Die beiden ersten Das Kreuz-Bücher „Unter Verwandten“ und „Schuldiger“ spielen vornehmlich auf dem Jørundhof, dem Hof von Kristins verstorbenen Eltern Lavrans und Ragnfried, auf den Erlend und Kristin gezogen sind, nachdem Erlend aufgrund seiner Verschwörung gegen den König sein Hof Husaby und nahezu aller Besitz genommen worden ist. Hier lebt Erlend lange Zeit „wie ein Held aus alten Zeiten“: „Mit leeren Händen stand er da im Unglück; hocherhobenen Hauptes, vornehm und gelassen lebte er auf dem Hof ihres [Kristins] Vaters wie ein fremder Gast.“

Doch ereignet sich einschlägiges Geschehen auch auf Simon Darres bzw. Anderssohns Anwesen Formo und auf Haugen, einem verwahrlosten, nicht zu entfernt liegenden Hof, der Erlend noch verblieben ist und auf den er sich im zweiten Buch „Schuldiger“ – einem Einsiedler nicht unähnlich – zurückzieht, nachdem die meist undiplomatische Kristin ihm in ihrem „lodernde[n] Zorn“ ein weiteres Mal schonungslos die Leviten gelesen hat.

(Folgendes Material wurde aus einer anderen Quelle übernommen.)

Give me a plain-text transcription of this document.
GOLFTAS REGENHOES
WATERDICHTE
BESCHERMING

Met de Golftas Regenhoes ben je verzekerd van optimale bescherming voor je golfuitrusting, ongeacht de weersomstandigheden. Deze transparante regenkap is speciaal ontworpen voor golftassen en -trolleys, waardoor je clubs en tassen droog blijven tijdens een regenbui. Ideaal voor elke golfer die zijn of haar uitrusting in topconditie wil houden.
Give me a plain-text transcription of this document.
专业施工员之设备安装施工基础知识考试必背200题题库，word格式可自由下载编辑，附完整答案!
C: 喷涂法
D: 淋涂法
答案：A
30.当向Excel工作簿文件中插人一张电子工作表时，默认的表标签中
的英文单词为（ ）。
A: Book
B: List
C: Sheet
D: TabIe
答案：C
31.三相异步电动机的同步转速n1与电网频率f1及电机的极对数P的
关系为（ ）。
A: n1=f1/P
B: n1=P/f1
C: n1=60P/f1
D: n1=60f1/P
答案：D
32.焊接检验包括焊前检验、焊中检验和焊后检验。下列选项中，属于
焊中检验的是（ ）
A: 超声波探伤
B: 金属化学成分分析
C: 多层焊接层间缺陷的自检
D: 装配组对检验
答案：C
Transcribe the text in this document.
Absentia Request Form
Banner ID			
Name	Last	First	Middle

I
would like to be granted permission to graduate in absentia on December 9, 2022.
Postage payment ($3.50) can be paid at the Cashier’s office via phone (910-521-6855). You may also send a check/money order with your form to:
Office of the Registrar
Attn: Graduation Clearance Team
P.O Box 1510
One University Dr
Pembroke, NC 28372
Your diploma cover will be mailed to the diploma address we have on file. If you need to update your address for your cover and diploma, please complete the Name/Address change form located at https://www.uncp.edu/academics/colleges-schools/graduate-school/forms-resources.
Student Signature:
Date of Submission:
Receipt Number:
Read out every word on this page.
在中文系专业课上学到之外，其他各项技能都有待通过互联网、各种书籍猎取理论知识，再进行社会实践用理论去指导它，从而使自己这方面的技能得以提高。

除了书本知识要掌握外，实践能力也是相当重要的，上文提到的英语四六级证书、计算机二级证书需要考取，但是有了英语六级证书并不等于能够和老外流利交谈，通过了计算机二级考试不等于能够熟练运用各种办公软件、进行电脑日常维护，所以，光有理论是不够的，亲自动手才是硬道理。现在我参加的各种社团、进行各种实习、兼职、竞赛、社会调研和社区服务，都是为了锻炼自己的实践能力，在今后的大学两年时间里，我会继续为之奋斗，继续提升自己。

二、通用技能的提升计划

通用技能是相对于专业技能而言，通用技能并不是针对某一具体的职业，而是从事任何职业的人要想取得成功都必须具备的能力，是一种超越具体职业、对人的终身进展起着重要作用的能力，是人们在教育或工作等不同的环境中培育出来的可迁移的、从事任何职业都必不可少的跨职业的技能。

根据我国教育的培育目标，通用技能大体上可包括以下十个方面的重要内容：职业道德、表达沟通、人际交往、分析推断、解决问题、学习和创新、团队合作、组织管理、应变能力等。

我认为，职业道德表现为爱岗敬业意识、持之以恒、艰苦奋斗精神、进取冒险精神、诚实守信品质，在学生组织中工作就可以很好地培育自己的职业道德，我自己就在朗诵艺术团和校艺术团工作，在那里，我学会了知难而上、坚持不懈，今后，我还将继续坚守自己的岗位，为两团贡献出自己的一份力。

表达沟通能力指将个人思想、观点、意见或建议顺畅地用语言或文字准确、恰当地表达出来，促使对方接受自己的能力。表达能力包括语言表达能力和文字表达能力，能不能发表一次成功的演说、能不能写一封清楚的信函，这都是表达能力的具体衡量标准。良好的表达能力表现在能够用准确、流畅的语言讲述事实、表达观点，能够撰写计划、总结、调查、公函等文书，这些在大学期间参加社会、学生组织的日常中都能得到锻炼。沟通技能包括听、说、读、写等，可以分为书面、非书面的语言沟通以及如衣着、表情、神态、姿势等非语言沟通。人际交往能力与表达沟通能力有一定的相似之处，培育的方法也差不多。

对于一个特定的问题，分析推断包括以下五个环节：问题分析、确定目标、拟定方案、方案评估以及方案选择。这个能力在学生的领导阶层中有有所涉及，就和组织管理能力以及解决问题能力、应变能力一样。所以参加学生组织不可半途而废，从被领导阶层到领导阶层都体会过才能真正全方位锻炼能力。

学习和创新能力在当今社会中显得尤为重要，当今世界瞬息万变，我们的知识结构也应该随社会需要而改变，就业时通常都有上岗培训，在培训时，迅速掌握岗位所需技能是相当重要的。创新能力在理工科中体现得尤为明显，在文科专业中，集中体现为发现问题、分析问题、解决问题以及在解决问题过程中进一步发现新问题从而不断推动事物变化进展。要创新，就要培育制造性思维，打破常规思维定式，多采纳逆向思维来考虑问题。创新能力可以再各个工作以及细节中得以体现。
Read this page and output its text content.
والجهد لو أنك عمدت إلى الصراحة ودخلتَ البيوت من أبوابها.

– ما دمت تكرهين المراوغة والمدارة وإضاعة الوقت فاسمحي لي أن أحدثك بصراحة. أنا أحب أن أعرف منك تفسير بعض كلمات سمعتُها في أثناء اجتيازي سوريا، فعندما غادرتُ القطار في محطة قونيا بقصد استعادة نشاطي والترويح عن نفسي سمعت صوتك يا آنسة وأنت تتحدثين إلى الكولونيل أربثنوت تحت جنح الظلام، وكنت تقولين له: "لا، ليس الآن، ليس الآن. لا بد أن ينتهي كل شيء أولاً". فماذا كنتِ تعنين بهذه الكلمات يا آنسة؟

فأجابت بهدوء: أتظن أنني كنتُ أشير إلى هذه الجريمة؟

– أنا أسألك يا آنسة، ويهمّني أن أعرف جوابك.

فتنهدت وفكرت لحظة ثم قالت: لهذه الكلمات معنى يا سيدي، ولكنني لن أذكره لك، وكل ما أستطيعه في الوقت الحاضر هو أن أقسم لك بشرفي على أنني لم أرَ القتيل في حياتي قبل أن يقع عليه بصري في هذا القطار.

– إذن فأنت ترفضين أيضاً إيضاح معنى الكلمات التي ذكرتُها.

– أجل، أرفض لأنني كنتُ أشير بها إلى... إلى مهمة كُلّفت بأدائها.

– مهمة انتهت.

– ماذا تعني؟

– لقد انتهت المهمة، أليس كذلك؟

Obwohl Kristins Eltern hoch angesehen waren, ist sie selbst u.a. aufgrund ihres Lebenswandels in jungen Jahren, ihrer Verbindung mit Erlend und ihres selbstbewussten, zuweilen auch herrischen Auftretens im Heimatdorf nicht wohl gelitten. Das gilt auch für die Söhne Kristins und Erlends, insbesondere aber für diesen und für den treuen Verwalter Ulf Haldorssohn, dessen unglückliche Ehe mit einer Jartrud mehrfach Thema ist. Schließlich werden Kristin, die „zur Fremden“ im Heimatdorf geworden ist, und die ihren von allen geschnitten, verachtet und verurteilt.

Innerhalb der weitverzweigten Familie um Kristin sieht es aber im Grunde genommen nicht besser aus. Komplizierte, auf und ab wogende Verwicklungen und vertrackte Besitzverhältnisse sorgen dafür, dass sich Kristin irgendwann auch zu Hause „von allen Seiten bedrängt und bedrückt“ fühlt, bis sie glaubt, „nicht mehr atmen zu können.“

Da sind ihr schwieriges, durch „Erlends beharrliche Sorglosigkeit“ sowie „alte[], bittere[] Gedanken“ und „erlogene[] Rechtfertigungen“ schwer beschädigtes Verhältnis zu ihrem dennoch innig geliebten Ehemann und ihre tief empfundene Verbundenheit mit ihrem ersten Verlobten Simon Darre. Der ist zwar mit ihrer Schwester Ramborg verheiratet, hat aber nie aufgehört, Kristin zu lieben. Darum wissen Erlend und Ramborg. Ramborg wiederum, deren alles andere als ungetrübtes Ehe- und Familienleben ausführlich geschildert wird, ist der Schwester nicht nur deshalb nicht hold. Die macht sich allerdings unter dramatischer Selbstüberwindung um Ramborgs mit dem Tod kämpfenden Sohn Andres hochverdient und ist auch sonst den Nichten und Neffen sehr zugetan. Und auch Erlend und Simon, die sich immer vorgenommen hatten, „wie Brüder zusammenzuhalten“, können und können nicht miteinander, sind aber, Abneigung und Zerwürfnis hin oder her, durch wechselseitige Verpflichtungen und Abhängigkeiten doch irgendwie aneinander geschmiedet.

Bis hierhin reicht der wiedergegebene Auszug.